APRA has been made to look a little silly. But what worries me now is that they might over-compensate – try to play the tough wild west sheriff. And that might mean that conditions remain tougher for longer than they need to.
And the truth of it is that right now, I’m seeing a case for letting up on the restrictions.
Take a look at this chart here from the RBA. It shows what has happened to IO lending since the restrictions came in in 2016.
The orange lines – new lending – is the one to be watching here.

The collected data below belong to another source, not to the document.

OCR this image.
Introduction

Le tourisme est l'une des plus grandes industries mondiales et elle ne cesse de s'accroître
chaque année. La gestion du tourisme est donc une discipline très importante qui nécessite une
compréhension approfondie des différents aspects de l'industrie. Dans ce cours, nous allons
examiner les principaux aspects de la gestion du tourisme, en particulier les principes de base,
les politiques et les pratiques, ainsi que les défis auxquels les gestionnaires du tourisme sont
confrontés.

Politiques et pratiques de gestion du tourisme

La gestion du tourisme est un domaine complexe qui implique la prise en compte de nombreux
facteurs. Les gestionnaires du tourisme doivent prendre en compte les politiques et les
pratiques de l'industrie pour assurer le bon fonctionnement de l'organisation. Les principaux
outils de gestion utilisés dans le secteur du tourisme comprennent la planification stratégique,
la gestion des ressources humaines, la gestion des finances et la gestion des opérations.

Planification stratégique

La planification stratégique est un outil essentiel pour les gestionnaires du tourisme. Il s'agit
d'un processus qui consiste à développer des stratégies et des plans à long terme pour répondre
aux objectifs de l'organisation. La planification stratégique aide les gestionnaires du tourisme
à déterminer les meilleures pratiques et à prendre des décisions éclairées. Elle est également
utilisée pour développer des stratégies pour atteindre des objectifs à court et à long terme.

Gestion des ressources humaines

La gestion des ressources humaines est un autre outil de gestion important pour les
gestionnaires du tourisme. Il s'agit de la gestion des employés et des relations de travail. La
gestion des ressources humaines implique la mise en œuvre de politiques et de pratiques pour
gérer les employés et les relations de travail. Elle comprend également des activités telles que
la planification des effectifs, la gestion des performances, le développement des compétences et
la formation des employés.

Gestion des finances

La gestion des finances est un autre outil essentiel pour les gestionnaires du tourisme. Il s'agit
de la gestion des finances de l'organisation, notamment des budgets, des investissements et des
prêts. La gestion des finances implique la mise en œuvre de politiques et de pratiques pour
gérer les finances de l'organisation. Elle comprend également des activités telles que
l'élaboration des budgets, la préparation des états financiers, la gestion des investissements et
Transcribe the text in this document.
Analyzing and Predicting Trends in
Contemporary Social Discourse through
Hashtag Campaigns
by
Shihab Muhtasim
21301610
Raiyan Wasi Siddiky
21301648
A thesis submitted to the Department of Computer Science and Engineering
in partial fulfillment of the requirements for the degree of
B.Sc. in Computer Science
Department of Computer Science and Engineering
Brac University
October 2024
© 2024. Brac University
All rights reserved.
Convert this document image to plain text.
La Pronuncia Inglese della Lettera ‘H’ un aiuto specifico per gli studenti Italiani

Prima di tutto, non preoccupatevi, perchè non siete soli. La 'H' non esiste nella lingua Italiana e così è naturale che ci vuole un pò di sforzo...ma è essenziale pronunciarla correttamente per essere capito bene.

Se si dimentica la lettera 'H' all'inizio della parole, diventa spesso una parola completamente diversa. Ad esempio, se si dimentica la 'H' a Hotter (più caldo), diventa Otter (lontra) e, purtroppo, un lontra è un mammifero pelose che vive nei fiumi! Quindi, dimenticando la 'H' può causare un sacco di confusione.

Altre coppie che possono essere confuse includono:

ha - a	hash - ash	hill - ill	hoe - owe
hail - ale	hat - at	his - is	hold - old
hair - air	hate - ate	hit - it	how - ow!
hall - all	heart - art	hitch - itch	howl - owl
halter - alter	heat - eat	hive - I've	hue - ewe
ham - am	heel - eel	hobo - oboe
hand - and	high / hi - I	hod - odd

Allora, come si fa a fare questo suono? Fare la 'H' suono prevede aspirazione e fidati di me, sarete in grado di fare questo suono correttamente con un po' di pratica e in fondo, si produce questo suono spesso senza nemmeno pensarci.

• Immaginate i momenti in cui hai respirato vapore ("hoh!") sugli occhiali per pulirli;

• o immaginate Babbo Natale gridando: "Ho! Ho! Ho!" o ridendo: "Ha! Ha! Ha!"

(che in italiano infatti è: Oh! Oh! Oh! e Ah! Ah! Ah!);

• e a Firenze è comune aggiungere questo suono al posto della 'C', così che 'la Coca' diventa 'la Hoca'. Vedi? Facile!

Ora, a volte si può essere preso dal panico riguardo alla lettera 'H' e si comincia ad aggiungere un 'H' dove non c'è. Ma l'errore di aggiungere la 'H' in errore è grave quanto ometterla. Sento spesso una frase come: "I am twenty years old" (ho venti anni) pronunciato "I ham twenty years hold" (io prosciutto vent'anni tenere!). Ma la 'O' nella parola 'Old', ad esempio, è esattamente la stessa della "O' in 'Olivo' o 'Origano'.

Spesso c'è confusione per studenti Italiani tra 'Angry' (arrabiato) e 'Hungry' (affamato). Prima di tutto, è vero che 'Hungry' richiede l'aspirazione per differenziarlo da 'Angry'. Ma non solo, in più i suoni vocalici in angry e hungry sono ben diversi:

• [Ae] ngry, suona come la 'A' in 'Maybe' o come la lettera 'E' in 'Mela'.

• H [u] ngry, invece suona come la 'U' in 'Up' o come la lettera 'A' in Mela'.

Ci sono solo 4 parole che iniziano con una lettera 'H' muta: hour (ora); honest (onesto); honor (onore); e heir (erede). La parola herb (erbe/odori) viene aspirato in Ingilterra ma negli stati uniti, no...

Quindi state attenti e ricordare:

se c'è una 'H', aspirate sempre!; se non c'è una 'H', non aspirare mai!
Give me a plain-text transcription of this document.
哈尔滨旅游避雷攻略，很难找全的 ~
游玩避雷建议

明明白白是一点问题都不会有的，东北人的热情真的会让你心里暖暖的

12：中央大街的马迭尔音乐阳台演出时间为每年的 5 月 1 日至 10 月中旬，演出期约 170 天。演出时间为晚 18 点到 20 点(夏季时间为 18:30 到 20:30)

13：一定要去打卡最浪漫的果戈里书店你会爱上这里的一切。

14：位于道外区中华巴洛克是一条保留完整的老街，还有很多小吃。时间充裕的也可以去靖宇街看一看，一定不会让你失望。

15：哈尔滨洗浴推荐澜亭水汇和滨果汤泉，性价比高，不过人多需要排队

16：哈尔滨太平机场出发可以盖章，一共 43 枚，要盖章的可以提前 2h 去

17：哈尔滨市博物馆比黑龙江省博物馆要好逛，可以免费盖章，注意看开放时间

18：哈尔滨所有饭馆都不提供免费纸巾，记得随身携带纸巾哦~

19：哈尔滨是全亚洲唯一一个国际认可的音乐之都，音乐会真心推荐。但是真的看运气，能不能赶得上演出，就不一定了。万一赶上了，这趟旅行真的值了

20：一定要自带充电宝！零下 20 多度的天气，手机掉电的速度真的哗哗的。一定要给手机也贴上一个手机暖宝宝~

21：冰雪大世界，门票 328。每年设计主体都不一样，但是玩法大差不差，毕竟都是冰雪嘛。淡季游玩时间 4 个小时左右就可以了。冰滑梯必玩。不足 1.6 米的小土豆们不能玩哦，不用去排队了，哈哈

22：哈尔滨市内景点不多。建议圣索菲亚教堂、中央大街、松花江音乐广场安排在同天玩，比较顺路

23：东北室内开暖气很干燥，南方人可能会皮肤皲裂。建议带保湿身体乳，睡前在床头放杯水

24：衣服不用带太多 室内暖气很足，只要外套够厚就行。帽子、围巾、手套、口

As you can see, IO lending pretty much fell off a cliff when the restrictions came in, particularly to investors in the bottom panel there.
But what you see here is the banks very quickly bringing themselves into line.
And after the initial adjustment, things just sort of levelled out – the share of new lending has remained fairly constant in recent months.
If it remains constant, the share of outstanding lending – the blue line – will keep trending lower, and until it re-joins the orange line.
And the structural change in the market that APRA was looking to create, will be complete.
Mission accomplished.
The thing I would note is that once this transition has been made, then the normal cyclical dynamics should start to reassert themselves.
That is, even if the share of new lending remains at around 30%, after a year, that will be the new reality we’re working with – so our annual growth rates (which compare this month with the same month 12 months ago), there won’t be any impact left in there at all.
And so that should mean that we should see price growth should realign with the cyclical trend.
It is possible that these restrictions have caused the cycle to turn. There’s a good chance of that. So I don’t think we’ll see positive growth numbers this year or in the first half of next, but after that, I’d be looking for things to start moving again.
But I’d also be saying to APRA, since you’ve caused the cycle to turn, and you have done what you set out to do with IO lending, maybe it’s time to cut investors some slack.
We certainly don’t need any more restrictions. We don’t need no sheriff out there shooting from the hip.